I took the project on a long journey of hacking, tamping down, molding. Basically editing. It went from 95K to 80K throughout this journey and that son of a bitch is looking lean and sexy. I didn’t take out that much of the sex though, let’s be honest.

15K words of superfluousness. 15K words of didn’t need to be said. 15K words of what was I thinking.

Everyone likes to talk about killing your darlings like it’s such a big deal and, hell, it is, but only when Time has not tempered your love. Think about it, when you knock out a first draft, ratty as it may be, you see a newborn. A baby you made yourself without any pesky sperm getting in the way. Something your own. You’re not going to want to kill that.

But let’s do what my prof said once: Put it in the drawer for six months. If you’re on a time crunch, you could probably wait a bit less but you have to give yourself a substantial amount of time to love it less. That’s just the bottom line. Because when you pull it out again and read it through, like I did with my project from three years ago, you see that your child is a bit ugly.

Let’s talk about my child’s blemishes for a second.

For example, I spent a lot of this second draft paring down my wordiness and, basically, changing the narrative’s voice which not only took away a great repetitiveness but made it seem cleaner immediately. I’m a great proponent of setting the scene and I like to know where and what characters are doing, so stage directions are used often, and I continue to, but there was an overwhelming amount.

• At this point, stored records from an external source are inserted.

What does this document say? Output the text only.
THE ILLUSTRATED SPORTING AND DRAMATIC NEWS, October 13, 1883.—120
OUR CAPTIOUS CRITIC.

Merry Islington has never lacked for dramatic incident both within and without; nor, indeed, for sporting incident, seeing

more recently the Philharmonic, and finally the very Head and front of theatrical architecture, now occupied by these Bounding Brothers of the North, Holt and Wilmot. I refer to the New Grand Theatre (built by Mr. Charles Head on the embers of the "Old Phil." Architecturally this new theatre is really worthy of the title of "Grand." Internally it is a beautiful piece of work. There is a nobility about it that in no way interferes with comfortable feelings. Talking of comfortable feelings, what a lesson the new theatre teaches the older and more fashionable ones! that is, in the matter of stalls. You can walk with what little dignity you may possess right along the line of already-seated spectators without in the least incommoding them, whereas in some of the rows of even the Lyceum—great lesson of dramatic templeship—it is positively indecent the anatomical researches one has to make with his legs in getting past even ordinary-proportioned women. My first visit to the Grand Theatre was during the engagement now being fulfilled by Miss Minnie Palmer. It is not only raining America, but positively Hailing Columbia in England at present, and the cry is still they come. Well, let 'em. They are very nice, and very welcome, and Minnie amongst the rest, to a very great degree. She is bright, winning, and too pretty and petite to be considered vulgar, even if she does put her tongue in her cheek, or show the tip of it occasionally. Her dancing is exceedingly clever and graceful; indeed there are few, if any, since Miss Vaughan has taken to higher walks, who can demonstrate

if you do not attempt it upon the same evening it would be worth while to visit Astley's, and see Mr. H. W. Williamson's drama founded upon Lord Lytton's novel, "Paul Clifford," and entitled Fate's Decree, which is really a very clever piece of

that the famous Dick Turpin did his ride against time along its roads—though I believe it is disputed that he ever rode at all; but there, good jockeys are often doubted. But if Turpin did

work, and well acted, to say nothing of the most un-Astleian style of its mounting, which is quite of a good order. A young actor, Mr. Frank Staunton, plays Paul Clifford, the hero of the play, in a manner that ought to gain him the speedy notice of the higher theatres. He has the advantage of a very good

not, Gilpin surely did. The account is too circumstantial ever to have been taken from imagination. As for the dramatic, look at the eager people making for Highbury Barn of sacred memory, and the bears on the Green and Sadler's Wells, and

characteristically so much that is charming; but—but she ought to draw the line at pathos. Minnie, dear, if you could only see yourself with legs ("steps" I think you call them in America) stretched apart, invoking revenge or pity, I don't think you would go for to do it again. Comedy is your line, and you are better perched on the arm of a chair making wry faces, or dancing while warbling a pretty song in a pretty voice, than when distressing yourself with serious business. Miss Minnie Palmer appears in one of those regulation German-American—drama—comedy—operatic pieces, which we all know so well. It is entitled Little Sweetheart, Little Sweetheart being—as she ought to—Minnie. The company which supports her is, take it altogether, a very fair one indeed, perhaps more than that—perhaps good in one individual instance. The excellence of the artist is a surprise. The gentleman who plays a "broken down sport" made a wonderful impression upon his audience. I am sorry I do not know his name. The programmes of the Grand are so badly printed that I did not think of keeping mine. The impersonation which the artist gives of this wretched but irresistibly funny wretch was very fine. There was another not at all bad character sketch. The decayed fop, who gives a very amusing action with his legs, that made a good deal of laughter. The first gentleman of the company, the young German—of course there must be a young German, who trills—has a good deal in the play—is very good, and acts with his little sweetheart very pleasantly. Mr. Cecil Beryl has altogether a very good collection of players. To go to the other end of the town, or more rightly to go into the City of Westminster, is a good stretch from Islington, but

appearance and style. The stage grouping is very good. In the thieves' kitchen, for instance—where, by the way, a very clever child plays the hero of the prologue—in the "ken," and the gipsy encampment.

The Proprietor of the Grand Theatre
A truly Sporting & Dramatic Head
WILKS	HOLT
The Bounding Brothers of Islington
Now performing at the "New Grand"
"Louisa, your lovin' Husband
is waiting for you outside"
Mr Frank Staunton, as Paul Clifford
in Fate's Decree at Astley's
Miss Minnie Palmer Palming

I had to trust that my reader has enough imagination and willingness to use that imagination to fill in the gaps.

15K sounds like a lot, and it is. But it’s the difference between so much fat it doesn’t taste good to just enough fat to make you savor. If I had to say, between writing the first draft and writing the second, writing the second is probably even my favorite. Yes, the first draft can be ballistic fun and it’s private and doesn’t have to even make much sense, but the second draft is where your brain starts understanding what your heart was trying to do.